How this translates into revenue is through the win-rate, which is much lower for VIP gaming than Mass market and Electronic Gaming Machines. A picture from the latest results makes it more clear:

rollings_to_revenue_naga

As you can see, the VIP rollings is presented as an 142% increase YoY, but this increase is mostly driven by the Q4 on Q3 increase of 212%, which as previously stated, is almost unbelievable. Looking at seasonal figures, Q4 is not even a strong quarter, Chinese New Year and so on makes Q1 and Q2 more profitable.

VIP increase effect

So what can we expect from Q1 2018? Well it’s already off the charts, but say the yearly VIP rolling 2018 comes in 4x the Q4 2017 rollings, we have full year rollings at 40,500 million USD. If we take the average win-rate of 2017/2016, we get Revenue of 40500*2.8% = 1134 million USD. The Gross profit margin is lower for the VIP segment, again at an average margin rate of 28.5% this gives us Gross Profit of 323m USD. With other segments at constant revenue and cost this boost Profit before tax with 65% from 263 to 433m USD. Converted into EPS it goes from 0.47 HKD to 0.77 HKD per share, meaning that Nagacorp is trading at a Forward P/E of about 10 currently.

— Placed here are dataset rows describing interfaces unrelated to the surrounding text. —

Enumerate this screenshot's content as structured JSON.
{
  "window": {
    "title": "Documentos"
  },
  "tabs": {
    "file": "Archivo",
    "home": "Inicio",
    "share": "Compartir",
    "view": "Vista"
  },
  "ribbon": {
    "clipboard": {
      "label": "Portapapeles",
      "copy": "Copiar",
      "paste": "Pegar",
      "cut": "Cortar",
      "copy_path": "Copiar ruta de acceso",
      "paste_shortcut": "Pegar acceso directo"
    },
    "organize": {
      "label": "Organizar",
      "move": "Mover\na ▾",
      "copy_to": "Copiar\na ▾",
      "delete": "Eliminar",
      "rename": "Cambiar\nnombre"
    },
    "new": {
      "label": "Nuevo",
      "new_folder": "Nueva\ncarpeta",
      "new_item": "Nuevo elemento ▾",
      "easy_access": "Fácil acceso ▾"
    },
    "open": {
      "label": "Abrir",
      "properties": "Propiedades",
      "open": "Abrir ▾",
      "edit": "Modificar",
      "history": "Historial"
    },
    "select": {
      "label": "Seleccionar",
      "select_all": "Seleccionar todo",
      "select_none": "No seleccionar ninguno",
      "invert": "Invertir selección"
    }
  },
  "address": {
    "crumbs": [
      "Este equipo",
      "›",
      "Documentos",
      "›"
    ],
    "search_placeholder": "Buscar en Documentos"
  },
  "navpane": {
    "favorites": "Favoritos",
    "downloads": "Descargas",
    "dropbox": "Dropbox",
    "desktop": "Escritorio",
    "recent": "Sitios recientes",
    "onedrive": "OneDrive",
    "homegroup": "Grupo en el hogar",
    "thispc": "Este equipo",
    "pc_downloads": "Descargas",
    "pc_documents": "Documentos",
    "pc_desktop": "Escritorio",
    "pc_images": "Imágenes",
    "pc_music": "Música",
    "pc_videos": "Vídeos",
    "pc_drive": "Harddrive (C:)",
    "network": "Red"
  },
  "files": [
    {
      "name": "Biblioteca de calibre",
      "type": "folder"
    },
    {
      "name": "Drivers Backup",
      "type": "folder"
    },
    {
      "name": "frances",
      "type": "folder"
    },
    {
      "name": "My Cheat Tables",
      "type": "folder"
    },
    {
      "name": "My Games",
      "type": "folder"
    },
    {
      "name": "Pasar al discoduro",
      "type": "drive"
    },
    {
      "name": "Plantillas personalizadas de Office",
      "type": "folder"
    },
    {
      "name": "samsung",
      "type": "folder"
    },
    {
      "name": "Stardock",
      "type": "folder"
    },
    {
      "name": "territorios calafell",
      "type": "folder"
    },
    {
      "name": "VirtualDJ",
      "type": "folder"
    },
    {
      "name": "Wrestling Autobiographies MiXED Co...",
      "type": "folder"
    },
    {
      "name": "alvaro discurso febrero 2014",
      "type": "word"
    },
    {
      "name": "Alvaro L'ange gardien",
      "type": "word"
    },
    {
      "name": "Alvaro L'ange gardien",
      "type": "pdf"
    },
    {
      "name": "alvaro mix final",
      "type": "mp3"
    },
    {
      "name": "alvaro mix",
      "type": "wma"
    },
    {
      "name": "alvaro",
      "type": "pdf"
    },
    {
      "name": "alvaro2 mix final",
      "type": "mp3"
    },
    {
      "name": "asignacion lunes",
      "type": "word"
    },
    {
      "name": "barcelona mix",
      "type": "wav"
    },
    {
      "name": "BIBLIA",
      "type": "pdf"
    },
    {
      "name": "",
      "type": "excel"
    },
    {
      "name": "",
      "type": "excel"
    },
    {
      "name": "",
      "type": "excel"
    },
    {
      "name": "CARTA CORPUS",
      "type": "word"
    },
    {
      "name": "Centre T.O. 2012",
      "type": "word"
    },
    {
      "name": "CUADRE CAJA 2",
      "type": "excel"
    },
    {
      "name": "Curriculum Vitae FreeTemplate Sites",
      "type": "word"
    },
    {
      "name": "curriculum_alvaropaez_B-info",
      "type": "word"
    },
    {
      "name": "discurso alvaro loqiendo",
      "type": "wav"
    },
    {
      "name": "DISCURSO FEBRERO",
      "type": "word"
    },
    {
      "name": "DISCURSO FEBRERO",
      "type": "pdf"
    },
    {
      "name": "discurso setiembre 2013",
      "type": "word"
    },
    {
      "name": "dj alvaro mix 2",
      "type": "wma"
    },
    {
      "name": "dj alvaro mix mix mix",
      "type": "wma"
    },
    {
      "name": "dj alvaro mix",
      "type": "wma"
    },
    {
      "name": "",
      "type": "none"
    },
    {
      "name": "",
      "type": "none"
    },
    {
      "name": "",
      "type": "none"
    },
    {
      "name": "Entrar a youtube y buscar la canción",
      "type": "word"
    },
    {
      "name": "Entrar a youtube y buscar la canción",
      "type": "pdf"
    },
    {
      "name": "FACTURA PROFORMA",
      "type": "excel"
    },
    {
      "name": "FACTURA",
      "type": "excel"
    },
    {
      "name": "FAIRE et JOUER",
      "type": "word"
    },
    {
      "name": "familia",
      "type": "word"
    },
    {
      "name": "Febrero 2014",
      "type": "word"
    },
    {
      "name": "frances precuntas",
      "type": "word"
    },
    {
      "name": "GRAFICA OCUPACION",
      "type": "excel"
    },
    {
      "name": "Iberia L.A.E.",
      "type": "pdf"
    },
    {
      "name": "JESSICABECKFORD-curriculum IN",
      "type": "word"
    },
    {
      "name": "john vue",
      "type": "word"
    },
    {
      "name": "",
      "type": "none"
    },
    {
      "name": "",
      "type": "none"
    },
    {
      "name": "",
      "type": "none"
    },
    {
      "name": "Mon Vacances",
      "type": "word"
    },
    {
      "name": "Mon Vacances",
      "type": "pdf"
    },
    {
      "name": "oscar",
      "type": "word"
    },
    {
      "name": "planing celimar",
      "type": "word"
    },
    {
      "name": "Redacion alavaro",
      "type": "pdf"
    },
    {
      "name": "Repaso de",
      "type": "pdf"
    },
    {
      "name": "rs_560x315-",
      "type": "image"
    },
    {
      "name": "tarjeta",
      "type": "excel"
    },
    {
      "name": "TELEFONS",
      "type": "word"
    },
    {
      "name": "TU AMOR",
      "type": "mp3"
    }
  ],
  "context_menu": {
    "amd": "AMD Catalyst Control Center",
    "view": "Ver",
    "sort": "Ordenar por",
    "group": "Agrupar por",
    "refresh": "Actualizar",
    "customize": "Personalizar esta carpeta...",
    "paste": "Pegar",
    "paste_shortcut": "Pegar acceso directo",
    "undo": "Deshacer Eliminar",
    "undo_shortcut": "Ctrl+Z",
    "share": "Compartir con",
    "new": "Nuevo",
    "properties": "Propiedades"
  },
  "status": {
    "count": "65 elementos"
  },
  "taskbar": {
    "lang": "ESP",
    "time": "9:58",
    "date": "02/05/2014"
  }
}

With 60% dividend payout ratio policy it get’s pretty interesting.

Why I am reducing my holding?

When things looks so damn good, why am I then cutting my holding? Well reality is not this easy to keep everything constant and just adding VIP rolling growth, first of all, I believe costs will go up as well. Getting this kind of growth in VIP rollings must come a price. The price is paying the junkets for bringing in all the high-rollers. On the flip-side, the highly profitable Mass Market segments is also growing nicely. Another concern is tax, which is again bound to go up (its a yearly negotiation between the Cambodian government and Nagacorp).

mass_rolling_naga_qonq

But really what puts me off is the majority holder and his behavior throughout the years. How he tried to cheat everyone through the double dilution of his convertible bonds price adjustment was very distasteful. Another example, every year he awards himself a massive bonus. Why this bonus even exists is very unclear, he then “kindly” defers it, meaning it won’t affect that years results. It’s a pretty chunky sum of money “Dr Chen will be entitled to a performance bonus of US$11,765,321 (the “2017 Bonus Entitlement”) for the financial year ended 31 December 2017. “. So I keep saying in my comments about Nagacorp, this is money printing machine in a region with tremendous tourist growth. With a better majority owner I would be happy to hold 12-14% of my portfolio long-term in this stock, but now it’s a love/hate relationship, where you are just waiting for the next betrayal. So for that reason more than anything else I hereby take some profit, although I easily could see this stock at 10 HKD before year end.